Page last updated at 16:49 GMT, Saturday, 25 July 2009 17:49 UK

'Debate needed' on assisted death

A hospital room
Helping a patient to die can carry a 14-year jail sentence for nurses in the UK

A "considered" and "objective" debate is needed on assisted suicide, the head of the Royal College of Nursing says.

It comes after the RCN, which has 400,000 members, shifted its stance on the matter to be neutral.

RCN chief executive Dr Peter Carter said now would be a good opportunity to try to "unscramble" a "complex and highly emotive subject".

The Royal College of GPs said it remained opposed to assisted suicide and opposed to any change in the law.

Its chairman, Professor Steve Field said: "We believe that better palliative care, better pain control and better support for patients is the way forward."

Health staff who provide patients with the drugs needed to kill themselves currently face up to 14 years in jail.

'Broadly split'

Dr Carter said the RCN felt the position was "confused" among the public and professionals.

He said nursing staff were very clear that assisted suicide is against the law.

The level of response is actually extremely low, so it's very hard to draw a clear conclusion about what their members really want from the numbers
Steve Fouch
Care Not Killing alliance

But he added: "What has changed is that the college will now be able to engage in a debate, understanding that our members are broadly split 50:50 on this."

He cited a survey of more than 1,000 of his members, which suggested 49% were in favour of assisted suicide while 40% opposed it. A further 9% were undecided.

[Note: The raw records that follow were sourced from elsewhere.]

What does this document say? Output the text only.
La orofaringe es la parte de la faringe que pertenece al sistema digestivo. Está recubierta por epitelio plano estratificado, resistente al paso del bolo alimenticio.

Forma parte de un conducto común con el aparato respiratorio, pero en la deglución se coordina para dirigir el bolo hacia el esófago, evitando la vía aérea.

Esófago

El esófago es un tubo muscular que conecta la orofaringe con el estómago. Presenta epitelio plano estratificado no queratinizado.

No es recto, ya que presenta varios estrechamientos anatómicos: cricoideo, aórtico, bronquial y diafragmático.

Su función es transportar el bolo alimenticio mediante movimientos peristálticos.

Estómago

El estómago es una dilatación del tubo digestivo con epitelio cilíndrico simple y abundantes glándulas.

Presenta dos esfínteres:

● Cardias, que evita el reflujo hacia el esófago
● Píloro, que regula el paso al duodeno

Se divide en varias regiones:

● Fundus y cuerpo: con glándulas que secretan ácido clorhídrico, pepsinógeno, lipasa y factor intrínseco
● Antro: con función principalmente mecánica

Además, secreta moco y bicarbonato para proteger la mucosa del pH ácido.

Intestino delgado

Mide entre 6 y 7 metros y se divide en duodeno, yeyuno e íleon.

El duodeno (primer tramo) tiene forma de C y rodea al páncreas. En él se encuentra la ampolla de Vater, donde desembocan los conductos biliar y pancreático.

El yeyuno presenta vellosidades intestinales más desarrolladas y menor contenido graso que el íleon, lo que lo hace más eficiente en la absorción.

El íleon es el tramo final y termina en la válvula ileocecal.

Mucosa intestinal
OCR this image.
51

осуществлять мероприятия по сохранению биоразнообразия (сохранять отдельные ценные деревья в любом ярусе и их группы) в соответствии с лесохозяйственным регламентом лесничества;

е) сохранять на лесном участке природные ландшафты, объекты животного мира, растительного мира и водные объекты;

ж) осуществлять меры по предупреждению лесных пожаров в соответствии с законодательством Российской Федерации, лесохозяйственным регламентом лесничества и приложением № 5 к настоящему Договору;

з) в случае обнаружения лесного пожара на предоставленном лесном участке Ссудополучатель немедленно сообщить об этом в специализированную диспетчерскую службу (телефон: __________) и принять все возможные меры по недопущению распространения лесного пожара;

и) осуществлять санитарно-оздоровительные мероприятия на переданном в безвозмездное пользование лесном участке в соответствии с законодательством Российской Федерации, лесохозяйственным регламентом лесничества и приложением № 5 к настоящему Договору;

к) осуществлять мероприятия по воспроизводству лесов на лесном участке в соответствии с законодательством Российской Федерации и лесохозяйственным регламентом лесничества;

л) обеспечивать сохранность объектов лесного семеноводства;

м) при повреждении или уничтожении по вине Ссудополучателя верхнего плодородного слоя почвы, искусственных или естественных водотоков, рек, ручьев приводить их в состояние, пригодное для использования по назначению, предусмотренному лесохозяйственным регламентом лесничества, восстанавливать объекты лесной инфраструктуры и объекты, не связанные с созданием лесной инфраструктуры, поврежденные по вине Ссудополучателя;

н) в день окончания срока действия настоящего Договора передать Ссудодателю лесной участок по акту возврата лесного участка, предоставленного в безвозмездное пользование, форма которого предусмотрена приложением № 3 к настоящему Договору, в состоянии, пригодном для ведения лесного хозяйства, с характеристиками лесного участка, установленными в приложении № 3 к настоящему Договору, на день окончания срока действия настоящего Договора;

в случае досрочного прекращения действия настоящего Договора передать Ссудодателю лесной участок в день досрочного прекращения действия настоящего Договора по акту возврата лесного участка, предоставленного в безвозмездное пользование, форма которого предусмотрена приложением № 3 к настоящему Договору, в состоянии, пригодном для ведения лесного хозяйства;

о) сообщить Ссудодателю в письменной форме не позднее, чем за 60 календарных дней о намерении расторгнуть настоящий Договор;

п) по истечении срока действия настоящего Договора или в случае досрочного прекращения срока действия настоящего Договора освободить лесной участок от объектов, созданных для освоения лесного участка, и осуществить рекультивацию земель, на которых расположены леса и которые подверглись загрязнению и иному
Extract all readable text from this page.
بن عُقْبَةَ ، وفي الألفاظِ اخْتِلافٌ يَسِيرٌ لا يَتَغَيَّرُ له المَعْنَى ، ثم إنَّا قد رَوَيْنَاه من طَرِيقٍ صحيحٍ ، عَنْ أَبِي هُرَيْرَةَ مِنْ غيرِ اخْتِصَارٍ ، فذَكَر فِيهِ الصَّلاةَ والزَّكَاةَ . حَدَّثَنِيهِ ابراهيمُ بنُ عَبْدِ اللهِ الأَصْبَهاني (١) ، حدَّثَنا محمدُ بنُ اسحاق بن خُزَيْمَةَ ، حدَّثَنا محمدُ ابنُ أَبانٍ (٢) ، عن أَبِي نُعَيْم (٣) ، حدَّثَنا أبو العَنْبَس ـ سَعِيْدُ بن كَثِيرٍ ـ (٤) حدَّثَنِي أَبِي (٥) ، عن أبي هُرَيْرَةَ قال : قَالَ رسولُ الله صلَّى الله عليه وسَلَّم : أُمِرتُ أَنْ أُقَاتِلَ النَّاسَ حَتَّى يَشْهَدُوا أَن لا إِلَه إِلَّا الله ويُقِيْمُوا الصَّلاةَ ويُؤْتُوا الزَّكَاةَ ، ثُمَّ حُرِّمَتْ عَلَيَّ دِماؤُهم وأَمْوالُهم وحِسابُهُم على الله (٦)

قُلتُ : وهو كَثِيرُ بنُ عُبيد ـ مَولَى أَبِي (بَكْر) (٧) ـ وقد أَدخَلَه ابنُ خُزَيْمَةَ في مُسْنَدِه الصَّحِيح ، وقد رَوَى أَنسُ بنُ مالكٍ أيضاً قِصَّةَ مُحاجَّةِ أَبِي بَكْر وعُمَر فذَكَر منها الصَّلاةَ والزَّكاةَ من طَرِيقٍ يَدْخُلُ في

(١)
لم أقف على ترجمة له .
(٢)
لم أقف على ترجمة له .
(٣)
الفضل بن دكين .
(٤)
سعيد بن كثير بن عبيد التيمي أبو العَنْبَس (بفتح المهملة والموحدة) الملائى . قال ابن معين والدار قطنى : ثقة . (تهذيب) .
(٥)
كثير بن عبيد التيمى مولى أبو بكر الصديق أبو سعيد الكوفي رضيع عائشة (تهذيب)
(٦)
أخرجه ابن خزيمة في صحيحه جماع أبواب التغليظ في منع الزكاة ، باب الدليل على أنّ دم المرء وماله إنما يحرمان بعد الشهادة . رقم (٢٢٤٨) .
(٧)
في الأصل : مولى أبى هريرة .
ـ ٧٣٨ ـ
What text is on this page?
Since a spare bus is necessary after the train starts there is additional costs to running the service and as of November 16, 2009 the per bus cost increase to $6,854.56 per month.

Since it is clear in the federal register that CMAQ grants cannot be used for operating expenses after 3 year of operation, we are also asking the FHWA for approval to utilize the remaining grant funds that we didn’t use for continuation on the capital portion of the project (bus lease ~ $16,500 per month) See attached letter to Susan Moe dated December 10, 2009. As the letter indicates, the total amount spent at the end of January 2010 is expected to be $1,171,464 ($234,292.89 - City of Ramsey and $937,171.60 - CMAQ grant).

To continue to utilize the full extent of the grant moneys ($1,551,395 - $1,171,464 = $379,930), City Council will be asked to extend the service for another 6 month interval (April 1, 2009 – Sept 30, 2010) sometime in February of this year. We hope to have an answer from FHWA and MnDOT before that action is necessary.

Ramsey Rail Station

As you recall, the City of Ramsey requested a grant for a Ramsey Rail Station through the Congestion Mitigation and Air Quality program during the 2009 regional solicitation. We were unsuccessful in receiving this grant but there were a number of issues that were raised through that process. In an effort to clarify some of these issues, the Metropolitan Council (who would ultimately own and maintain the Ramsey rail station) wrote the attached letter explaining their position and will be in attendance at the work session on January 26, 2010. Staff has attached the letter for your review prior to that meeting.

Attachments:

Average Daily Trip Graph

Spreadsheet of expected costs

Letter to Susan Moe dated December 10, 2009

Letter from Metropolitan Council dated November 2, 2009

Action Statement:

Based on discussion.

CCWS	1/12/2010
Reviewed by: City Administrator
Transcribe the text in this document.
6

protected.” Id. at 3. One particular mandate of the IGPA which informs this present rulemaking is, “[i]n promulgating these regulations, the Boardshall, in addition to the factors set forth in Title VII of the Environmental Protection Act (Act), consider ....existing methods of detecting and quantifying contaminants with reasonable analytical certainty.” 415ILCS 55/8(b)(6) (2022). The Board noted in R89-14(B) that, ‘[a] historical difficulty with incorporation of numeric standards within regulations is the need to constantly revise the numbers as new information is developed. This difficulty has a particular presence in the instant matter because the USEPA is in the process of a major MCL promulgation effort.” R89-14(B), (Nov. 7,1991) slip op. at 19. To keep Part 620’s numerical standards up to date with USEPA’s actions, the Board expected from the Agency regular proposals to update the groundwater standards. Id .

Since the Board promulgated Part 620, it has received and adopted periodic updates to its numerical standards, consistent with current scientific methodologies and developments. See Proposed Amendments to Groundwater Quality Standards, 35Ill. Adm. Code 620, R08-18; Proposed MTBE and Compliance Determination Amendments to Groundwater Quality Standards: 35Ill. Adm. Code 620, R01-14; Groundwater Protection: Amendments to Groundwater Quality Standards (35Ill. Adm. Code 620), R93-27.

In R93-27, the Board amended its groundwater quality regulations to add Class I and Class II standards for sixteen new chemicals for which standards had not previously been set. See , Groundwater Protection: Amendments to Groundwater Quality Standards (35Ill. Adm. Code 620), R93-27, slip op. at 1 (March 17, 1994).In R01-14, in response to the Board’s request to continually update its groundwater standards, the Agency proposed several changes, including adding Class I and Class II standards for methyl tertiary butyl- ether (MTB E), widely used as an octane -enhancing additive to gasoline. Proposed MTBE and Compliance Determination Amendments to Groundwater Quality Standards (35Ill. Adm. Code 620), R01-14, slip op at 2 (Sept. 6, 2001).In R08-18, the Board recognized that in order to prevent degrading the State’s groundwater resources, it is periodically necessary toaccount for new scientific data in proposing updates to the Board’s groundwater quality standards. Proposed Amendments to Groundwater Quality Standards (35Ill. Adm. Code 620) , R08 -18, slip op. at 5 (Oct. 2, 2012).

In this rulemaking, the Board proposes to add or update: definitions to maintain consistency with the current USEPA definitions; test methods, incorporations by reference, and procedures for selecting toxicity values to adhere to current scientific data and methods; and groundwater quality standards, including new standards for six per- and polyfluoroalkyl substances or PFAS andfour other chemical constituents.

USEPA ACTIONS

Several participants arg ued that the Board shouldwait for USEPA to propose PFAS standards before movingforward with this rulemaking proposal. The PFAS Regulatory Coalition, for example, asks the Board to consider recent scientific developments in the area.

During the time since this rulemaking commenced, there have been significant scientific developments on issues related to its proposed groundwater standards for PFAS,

Dr Carter said he believed there was confusion about this "complex and highly emotive subject" and "now would be a good opportunity to try to unscramble that".

On Saturday a poll of 1,500 people for the Times also suggested 74% of people wanted doctors to be able to help to end lives.

Support for the concept was especially strong among those aged 55 to 64, the survey claimed.

But the college was "not in favour of assisted suicide", Dr Carter told BBC News, and a "very clear distinction" existed.

"We are now adopting a neutral position and we now intend to engage on a more considered debate on what is probably one of the most emotive subjects in the public eye."

'Low response'

Christian Nurses and Midwives said it regretted RCN's policy shift.

Secretary Steve Fouch questioned whether the college should have altered its position based on the views of a relatively small number of its members.

"Although it was good that they went to consultation, the level of response is actually extremely low, so it's very hard to draw a clear conclusion about what their members really want from the numbers.

"It's probably about 600 members who've actually stated publicly that they'd like to see a change in the law, so it's impossible to say if that's representative of what the Royal College's members actually feel and believe."